The problem with non-null-terminated strings is that functions like strlen (which blindly search for null terminators) sail off the end and rummage blindly around in undefined memory, desperately trying to find the terminator. For example, if you say

char non_null_terminated_string[3] = "abc";
int len = strlen(non_null_terminated_string);

the behavior is undefined, because strlen sails off the end. One way to fix this is to use strnlen:

char non_null_terminated_string[3] = "abc";
int len = strnlen(non_null_terminated_string, 3);

But if you hand a bigger number to strnlen, it defeats the whole purpose. You're back wondering what will happen when strnlen sails off the end, and there's no way to answer that.

Answer 4

What happens when ... "Undefined behaviour (UB)"?

“When the compiler encounters [a given undefined construct] it is legal for it to make demons fly out of your nose”

Your heading is actually not UB, since calling strnlen("hi", 5) is perfectly legal, but the specifics of your question shows it is indeed UB...

Both strlen and strnlen expect a string, i.e. a nul-terminated char sequence.

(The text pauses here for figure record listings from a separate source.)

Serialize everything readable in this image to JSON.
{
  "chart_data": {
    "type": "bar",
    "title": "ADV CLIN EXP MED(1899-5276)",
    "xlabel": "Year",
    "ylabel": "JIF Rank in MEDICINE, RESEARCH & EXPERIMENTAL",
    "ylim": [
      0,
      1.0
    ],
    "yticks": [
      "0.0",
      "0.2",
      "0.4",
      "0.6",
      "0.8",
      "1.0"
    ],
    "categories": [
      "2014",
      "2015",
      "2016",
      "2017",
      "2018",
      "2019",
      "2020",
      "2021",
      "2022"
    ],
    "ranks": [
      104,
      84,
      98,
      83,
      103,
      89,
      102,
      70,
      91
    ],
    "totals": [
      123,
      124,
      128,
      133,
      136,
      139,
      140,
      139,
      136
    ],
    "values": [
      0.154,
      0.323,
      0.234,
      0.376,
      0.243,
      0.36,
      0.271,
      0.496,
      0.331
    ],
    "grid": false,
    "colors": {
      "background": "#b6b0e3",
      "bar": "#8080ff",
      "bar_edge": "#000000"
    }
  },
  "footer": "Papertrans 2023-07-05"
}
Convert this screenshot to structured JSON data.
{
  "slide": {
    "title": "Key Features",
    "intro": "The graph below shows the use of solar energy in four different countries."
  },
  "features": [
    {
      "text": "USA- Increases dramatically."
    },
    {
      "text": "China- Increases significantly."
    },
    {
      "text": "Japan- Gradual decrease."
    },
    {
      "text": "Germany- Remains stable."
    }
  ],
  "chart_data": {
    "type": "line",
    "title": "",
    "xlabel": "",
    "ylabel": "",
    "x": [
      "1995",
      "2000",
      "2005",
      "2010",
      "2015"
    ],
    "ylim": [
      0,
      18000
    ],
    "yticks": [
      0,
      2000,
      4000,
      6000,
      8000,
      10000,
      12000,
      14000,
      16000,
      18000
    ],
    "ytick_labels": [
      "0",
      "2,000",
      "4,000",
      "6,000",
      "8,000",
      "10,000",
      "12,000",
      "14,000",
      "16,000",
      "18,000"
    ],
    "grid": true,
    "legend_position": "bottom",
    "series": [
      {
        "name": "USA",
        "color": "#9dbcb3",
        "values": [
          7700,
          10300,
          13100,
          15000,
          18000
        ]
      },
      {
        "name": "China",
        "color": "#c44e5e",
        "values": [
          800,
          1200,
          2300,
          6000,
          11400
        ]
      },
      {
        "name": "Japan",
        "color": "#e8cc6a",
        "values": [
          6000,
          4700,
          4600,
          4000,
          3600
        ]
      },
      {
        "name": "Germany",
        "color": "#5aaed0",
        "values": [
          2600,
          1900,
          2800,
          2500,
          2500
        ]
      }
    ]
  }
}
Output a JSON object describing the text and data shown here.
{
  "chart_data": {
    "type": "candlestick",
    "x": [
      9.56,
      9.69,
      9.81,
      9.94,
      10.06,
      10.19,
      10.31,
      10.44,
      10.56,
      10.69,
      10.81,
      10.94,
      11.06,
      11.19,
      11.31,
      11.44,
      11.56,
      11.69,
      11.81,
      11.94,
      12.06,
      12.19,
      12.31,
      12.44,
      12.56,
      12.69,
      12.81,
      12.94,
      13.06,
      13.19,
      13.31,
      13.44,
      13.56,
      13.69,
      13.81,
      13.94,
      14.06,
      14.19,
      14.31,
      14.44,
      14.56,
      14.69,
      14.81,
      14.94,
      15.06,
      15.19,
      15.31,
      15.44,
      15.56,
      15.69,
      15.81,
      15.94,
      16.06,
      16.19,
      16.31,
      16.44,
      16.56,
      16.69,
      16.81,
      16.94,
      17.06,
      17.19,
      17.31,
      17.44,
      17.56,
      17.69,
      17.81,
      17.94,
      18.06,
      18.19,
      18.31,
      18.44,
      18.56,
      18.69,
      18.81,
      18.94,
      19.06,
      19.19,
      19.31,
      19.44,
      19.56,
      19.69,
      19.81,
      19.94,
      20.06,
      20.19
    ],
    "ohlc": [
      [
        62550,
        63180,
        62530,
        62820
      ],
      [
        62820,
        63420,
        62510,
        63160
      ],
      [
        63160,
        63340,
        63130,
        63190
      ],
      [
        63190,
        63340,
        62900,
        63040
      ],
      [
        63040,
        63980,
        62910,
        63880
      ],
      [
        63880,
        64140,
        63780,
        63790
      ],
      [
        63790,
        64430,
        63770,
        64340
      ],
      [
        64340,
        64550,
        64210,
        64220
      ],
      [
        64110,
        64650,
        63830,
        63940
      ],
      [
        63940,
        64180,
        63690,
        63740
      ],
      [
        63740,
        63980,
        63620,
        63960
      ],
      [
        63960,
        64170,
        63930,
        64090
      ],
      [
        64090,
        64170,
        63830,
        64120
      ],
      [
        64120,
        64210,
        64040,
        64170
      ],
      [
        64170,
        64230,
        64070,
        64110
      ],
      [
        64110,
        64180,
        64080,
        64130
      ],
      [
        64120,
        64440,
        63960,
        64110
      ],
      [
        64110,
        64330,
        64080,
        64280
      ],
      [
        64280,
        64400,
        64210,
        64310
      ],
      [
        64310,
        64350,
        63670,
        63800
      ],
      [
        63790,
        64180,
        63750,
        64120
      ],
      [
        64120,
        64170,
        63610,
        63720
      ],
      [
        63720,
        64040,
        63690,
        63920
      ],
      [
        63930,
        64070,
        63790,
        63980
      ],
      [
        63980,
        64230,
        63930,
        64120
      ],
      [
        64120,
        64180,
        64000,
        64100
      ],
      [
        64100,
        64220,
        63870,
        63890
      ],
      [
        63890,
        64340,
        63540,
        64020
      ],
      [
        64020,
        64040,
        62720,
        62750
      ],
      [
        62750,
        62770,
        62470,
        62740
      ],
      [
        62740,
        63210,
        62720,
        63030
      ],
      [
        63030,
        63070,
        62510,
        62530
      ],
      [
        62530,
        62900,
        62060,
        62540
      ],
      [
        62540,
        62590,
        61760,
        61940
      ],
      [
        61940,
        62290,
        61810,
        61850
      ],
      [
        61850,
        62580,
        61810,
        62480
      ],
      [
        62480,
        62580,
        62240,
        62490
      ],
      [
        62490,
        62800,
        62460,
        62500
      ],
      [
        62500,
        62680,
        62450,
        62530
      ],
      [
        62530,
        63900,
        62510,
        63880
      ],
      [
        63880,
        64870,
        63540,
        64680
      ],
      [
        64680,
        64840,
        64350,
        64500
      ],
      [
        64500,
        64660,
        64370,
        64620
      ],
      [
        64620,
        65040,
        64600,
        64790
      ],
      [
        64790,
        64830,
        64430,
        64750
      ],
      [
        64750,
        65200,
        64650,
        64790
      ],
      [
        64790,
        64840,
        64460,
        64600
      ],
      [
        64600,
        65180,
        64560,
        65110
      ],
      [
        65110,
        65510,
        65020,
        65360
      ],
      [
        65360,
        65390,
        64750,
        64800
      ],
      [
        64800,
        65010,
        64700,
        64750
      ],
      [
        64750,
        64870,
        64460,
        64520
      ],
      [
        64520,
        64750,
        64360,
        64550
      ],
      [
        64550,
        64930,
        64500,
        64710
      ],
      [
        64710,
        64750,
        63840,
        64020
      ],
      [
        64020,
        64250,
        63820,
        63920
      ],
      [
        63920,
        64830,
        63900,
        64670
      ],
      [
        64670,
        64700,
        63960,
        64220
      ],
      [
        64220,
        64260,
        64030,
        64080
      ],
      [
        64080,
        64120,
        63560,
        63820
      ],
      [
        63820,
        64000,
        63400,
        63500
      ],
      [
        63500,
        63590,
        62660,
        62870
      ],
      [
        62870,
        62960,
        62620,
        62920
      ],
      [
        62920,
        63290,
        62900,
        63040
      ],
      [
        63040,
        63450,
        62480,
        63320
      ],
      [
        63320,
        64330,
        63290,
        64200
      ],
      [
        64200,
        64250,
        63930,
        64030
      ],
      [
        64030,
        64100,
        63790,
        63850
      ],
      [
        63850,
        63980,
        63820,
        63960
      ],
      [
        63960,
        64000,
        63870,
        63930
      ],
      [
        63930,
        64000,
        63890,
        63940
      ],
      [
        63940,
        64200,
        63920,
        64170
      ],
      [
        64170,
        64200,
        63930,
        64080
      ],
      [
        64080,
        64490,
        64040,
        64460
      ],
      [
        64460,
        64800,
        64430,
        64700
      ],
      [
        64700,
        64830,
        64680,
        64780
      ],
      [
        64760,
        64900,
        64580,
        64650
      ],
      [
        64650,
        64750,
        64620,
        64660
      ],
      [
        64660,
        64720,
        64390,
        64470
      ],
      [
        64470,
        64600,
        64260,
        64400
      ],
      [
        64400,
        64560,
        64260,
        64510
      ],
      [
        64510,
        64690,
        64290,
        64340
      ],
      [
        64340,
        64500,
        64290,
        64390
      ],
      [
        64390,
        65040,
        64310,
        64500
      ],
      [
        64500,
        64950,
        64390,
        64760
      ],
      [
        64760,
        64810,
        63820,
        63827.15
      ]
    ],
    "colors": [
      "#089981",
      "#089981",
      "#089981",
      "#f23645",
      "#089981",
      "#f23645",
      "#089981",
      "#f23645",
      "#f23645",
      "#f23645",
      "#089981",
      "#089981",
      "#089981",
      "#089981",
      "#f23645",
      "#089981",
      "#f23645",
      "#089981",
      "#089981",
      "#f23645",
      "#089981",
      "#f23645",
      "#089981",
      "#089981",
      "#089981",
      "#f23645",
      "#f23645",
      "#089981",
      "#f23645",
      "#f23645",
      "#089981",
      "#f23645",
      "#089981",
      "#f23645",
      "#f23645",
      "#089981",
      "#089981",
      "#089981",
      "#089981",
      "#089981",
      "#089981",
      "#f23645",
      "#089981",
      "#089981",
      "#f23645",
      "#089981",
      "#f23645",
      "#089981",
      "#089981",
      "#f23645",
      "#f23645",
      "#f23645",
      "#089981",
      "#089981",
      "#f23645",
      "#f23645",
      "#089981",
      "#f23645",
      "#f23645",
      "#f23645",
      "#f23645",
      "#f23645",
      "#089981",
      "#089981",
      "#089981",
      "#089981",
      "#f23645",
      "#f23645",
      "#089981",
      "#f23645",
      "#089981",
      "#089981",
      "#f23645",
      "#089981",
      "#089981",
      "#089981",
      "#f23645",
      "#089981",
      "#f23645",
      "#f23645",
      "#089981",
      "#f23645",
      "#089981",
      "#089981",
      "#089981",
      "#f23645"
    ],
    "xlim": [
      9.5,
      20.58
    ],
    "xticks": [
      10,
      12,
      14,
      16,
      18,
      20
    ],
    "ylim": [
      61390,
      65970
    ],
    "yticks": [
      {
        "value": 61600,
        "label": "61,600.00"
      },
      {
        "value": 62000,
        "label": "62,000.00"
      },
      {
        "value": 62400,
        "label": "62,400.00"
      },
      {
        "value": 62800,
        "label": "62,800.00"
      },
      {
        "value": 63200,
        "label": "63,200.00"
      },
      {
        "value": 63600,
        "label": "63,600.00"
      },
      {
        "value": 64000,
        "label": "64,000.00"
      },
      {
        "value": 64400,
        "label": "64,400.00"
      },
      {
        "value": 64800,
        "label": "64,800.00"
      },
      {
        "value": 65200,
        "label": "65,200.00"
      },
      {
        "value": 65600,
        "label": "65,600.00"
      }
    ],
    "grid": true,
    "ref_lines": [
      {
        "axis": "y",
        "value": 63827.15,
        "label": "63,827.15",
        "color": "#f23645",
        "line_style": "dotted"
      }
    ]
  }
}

Providing your non-nul-terminatedchar array to the function is UB.

What happens in your case is that the function reads the first 10 chars, finds no '\0', and since it hasn't went out-of-bounds it continues to read further, and by that invoking UB (reading un-allocated memory). It could be that your compiler took the liberty to end your array with '\0', it could be that the '\0' was there before... the possibilities are limited only by the compiler designers.